Após presidente da Câmara, Rodrigo Maia (DEM-RJ), defender ontem a ampliação do fundo para campanhas eleitorais em R$ 2 bilhões, para R$ 3,7 bilhões em 2020, movimentos e entidades que lutam pela transparência nas contas públicas e gastos dos partidos se posicionaram contra a proposta.

O parecer do projeto é do deputado Cacá Leão (PP-BA), relator da Lei de Diretrizes Orçamentárias (LDO).

O Fundo Especial de Financiamento de Campanha foi criado em 2017 pelo Congresso, pois em 2015 o Supremo Tribunal Federal proibiu a doação de empresas para campanhas eleitorais. Se as regras do ano passada forem mantidas, os partidos poderão utilizar ainda a renda do Fundo Partidário, que gira em torno de R$ 1 bilhão por ano, para financiamento de campanhas.

O grande problema, é que a ideia vai na contramão do debate de corte de gastos em campanhas, um dos argumentos utilizados para a extinção do financiamento empresarial, e da contenção de gastos, aplicada com contingenciamentos e mola das reformas.

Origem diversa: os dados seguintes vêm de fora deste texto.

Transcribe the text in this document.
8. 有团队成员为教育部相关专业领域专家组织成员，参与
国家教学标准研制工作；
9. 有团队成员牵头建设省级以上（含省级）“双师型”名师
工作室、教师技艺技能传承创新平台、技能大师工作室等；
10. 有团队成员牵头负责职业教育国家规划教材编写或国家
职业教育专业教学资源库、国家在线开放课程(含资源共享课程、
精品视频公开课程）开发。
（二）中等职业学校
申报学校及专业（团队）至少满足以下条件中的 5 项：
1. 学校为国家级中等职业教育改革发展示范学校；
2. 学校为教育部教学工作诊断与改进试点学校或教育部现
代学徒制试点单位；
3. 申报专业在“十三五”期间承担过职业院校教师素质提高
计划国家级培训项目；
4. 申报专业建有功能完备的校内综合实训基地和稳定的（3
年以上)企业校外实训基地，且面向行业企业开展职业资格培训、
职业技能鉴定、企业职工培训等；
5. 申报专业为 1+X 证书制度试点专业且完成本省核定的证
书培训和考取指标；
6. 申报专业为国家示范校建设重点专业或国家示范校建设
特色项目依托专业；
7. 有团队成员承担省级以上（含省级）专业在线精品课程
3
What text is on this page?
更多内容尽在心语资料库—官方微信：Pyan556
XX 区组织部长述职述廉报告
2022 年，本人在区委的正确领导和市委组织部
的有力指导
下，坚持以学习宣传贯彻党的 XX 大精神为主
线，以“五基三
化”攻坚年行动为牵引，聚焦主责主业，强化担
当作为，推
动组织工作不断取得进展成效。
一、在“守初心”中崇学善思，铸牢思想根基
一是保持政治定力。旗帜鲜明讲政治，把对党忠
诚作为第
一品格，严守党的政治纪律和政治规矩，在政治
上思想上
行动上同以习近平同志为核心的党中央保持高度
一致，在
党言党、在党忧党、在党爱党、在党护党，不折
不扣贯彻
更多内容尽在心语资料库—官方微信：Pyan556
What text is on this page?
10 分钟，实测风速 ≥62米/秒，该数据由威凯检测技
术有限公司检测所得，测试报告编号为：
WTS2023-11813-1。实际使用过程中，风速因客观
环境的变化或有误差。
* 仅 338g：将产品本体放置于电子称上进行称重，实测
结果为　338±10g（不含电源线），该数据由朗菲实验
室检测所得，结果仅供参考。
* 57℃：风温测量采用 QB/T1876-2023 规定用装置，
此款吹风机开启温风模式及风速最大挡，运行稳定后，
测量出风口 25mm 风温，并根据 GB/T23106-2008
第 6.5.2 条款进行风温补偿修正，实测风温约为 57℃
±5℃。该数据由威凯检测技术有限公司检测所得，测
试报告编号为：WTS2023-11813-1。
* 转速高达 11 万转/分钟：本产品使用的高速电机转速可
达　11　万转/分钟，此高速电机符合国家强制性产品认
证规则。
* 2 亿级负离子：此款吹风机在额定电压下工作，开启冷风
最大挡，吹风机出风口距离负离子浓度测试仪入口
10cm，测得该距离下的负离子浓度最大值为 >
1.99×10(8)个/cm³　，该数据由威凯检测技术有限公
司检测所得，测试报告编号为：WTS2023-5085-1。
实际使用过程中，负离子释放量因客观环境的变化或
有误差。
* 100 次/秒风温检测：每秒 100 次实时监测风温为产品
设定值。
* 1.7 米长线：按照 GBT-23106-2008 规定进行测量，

De acordo com o jornal O Estado de S. Paulo, ‘’em 2018, o maior valor recebido por um partido foi R$ 234 milhões, pelo MDB. Caso o fundo eleitoral tenha verba expandida para R$ 3,7 bilhões, ao menos seis siglas receberiam um montante maior que esse: PSL, PT, PSD, MDB, PP e PR. A legenda de Jair Bolsonaro receberia R$ 400 milhões, e o PT, R$ 381 milhões’’.